The other Gordian knot that’s finally been broken is the concept that for a better-performing weapon system, you have to have more fuel. Now there are better propulsion systems, better batteries, and different types of fuels for aircraft and ships. And nuclear is part of the equation as well. We have had a nuclear navy since just after the cold war, it’s operated safely and very effectively, and we have nuclear-powered aircraft carriers, so we know how to use nuclear technology safely and now that we are on the cusp of a new generation of nuclear technology. We have the opportunity to make that a part of the decarbonized future.”
Lightbridge’s metallic fuel using surrogate materials. (Image: Lightbridge)
A recent peer-reviewed article found that the design of Lightbridge fuel rods consumes 5.5 times more weapons-grade plutonium than traditional fuel, and also that would-be proliferators cannot use Lightbridge's spent fuel. How do you view the role of Lightbridge Fuel in fostering peace and stability?

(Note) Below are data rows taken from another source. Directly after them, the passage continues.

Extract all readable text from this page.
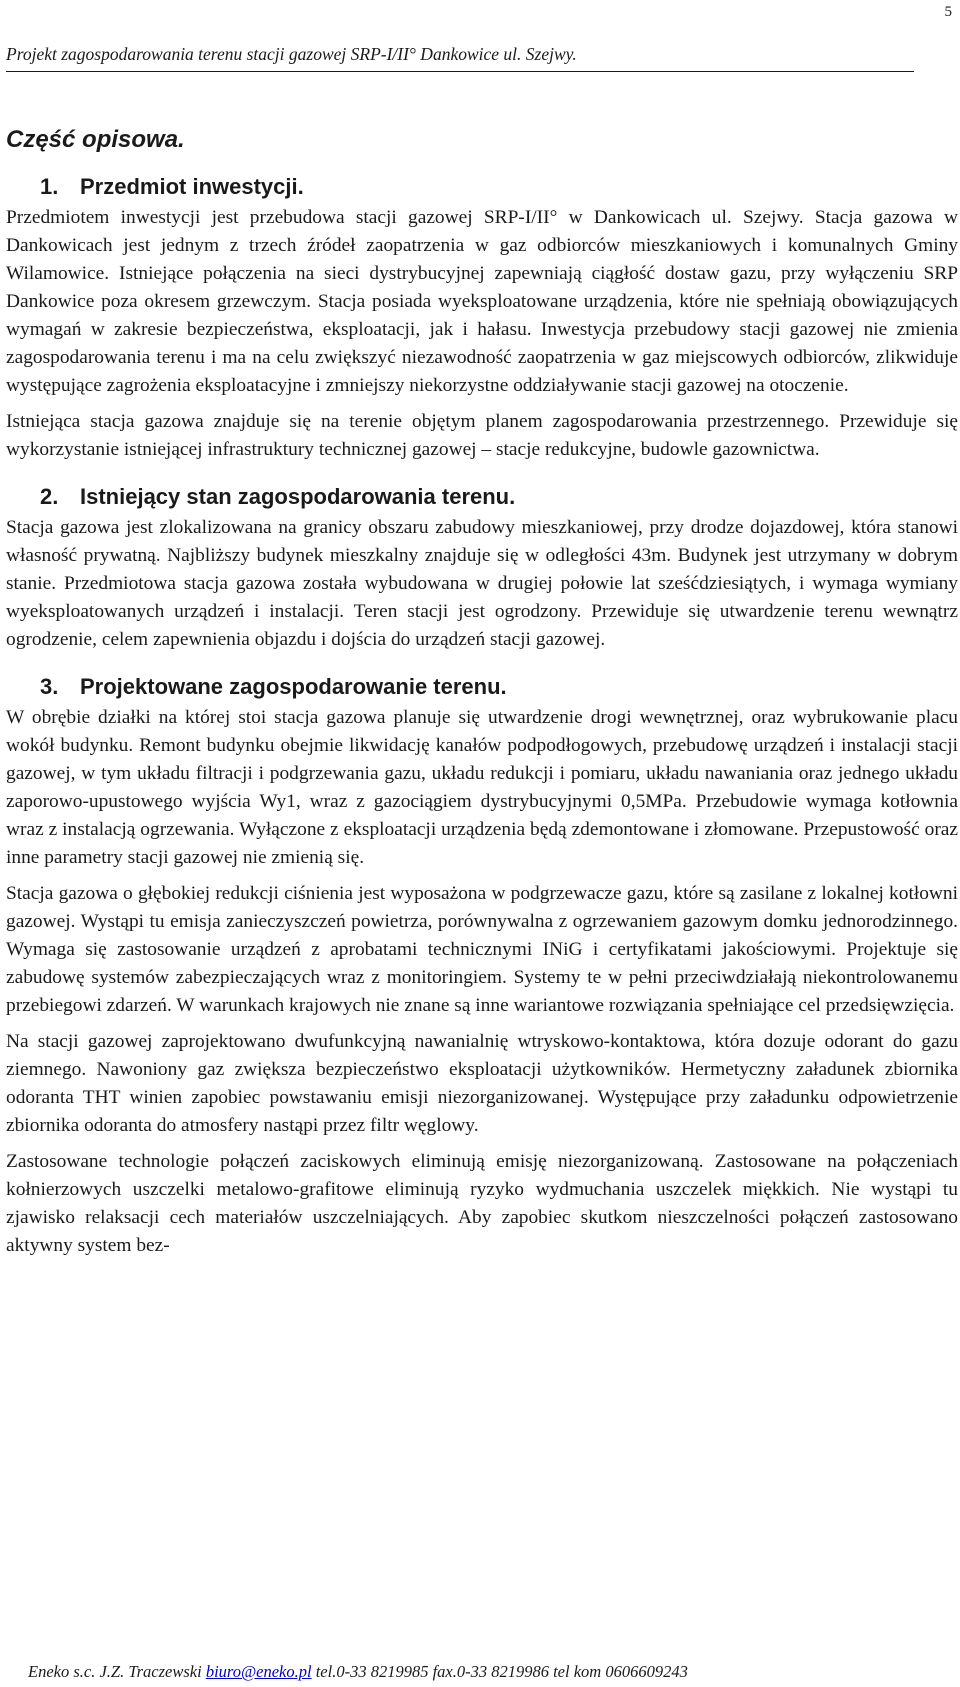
5
Projekt zagospodarowania terenu stacji gazowej SRP-I/II° Dankowice ul. Szejwy.
Część opisowa.
1. Przedmiot inwestycji.

Przedmiotem inwestycji jest przebudowa stacji gazowej SRP-I/II° w Dankowicach ul. Szejwy. Stacja gazowa w Dankowicach jest jednym z trzech źródeł zaopatrzenia w gaz odbiorców mieszkaniowych i komunalnych Gminy Wilamowice. Istniejące połączenia na sieci dystrybucyjnej zapewniają ciągłość dostaw gazu, przy wyłączeniu SRP Dankowice poza okresem grzewczym. Stacja posiada wyeksploatowane urządzenia, które nie spełniają obowiązujących wymagań w zakresie bezpieczeństwa, eksploatacji, jak i hałasu. Inwestycja przebudowy stacji gazowej nie zmienia zagospodarowania terenu i ma na celu zwiększyć niezawodność zaopatrzenia w gaz miejscowych odbiorców, zlikwiduje występujące zagrożenia eksploatacyjne i zmniejszy niekorzystne oddziaływanie stacji gazowej na otoczenie.

Istniejąca stacja gazowa znajduje się na terenie objętym planem zagospodarowania przestrzennego. Przewiduje się wykorzystanie istniejącej infrastruktury technicznej gazowej – stacje redukcyjne, budowle gazownictwa.

2. Istniejący stan zagospodarowania terenu.

Stacja gazowa jest zlokalizowana na granicy obszaru zabudowy mieszkaniowej, przy drodze dojazdowej, która stanowi własność prywatną. Najbliższy budynek mieszkalny znajduje się w odległości 43m. Budynek jest utrzymany w dobrym stanie. Przedmiotowa stacja gazowa została wybudowana w drugiej połowie lat sześćdziesiątych, i wymaga wymiany wyeksploatowanych urządzeń i instalacji. Teren stacji jest ogrodzony. Przewiduje się utwardzenie terenu wewnątrz ogrodzenie, celem zapewnienia objazdu i dojścia do urządzeń stacji gazowej.

3. Projektowane zagospodarowanie terenu.

W obrębie działki na której stoi stacja gazowa planuje się utwardzenie drogi wewnętrznej, oraz wybrukowanie placu wokół budynku. Remont budynku obejmie likwidację kanałów podpodłogowych, przebudowę urządzeń i instalacji stacji gazowej, w tym układu filtracji i podgrzewania gazu, układu redukcji i pomiaru, układu nawaniania oraz jednego układu zaporowo-upustowego wyjścia Wy1, wraz z gazociągiem dystrybucyjnymi 0,5MPa. Przebudowie wymaga kotłownia wraz z instalacją ogrzewania. Wyłączone z eksploatacji urządzenia będą zdemontowane i złomowane. Przepustowość oraz inne parametry stacji gazowej nie zmienią się.

Stacja gazowa o głębokiej redukcji ciśnienia jest wyposażona w podgrzewacze gazu, które są zasilane z lokalnej kotłowni gazowej. Wystąpi tu emisja zanieczyszczeń powietrza, porównywalna z ogrzewaniem gazowym domku jednorodzinnego. Wymaga się zastosowanie urządzeń z aprobatami technicznymi INiG i certyfikatami jakościowymi. Projektuje się zabudowę systemów zabezpieczających wraz z monitoringiem. Systemy te w pełni przeciwdziałają niekontrolowanemu przebiegowi zdarzeń. W warunkach krajowych nie znane są inne wariantowe rozwiązania spełniające cel przedsięwzięcia.

Na stacji gazowej zaprojektowano dwufunkcyjną nawanialnię wtryskowo-kontaktowa, która dozuje odorant do gazu ziemnego. Nawoniony gaz zwiększa bezpieczeństwo eksploatacji użytkowników. Hermetyczny załadunek zbiornika odoranta THT winien zapobiec powstawaniu emisji niezorganizowanej. Występujące przy załadunku odpowietrzenie zbiornika odoranta do atmosfery nastąpi przez filtr węglowy.

Zastosowane technologie połączeń zaciskowych eliminują emisję niezorganizowaną. Zastosowane na połączeniach kołnierzowych uszczelki metalowo-grafitowe eliminują ryzyko wydmuchania uszczelek miękkich. Nie wystąpi tu zjawisko relaksacji cech materiałów uszczelniających. Aby zapobiec skutkom nieszczelności połączeń zastosowano aktywny system bez-

Eneko s.c. J.Z. Traczewski biuro@eneko.pl tel.0-33 8219985 fax.0-33 8219986 tel kom 0606609243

”You’ve got nuclear energy for civilian purposes, which has to be part of the clean energy transition. Then you’ve got nuclear weapons and all the fissile materials that are used to build nuclear weapons, which is the continuing legacy of the cold war. We’re not going to get rid of those, and we have more plutonium on the planet than we need.
The risk with plutonium and other certain nuclear fuels is that they can be converted into weapons-grade material. Lightbridge has technology that will enable weapons-grade plutonium to be converted and used for peaceful purposes. This solves two problems at once. It helps get rid of that weapons-grade plutonium material, and at the same time, it provides clean power. That’s the goal. I hope we can get there. That’s a win-win situation.”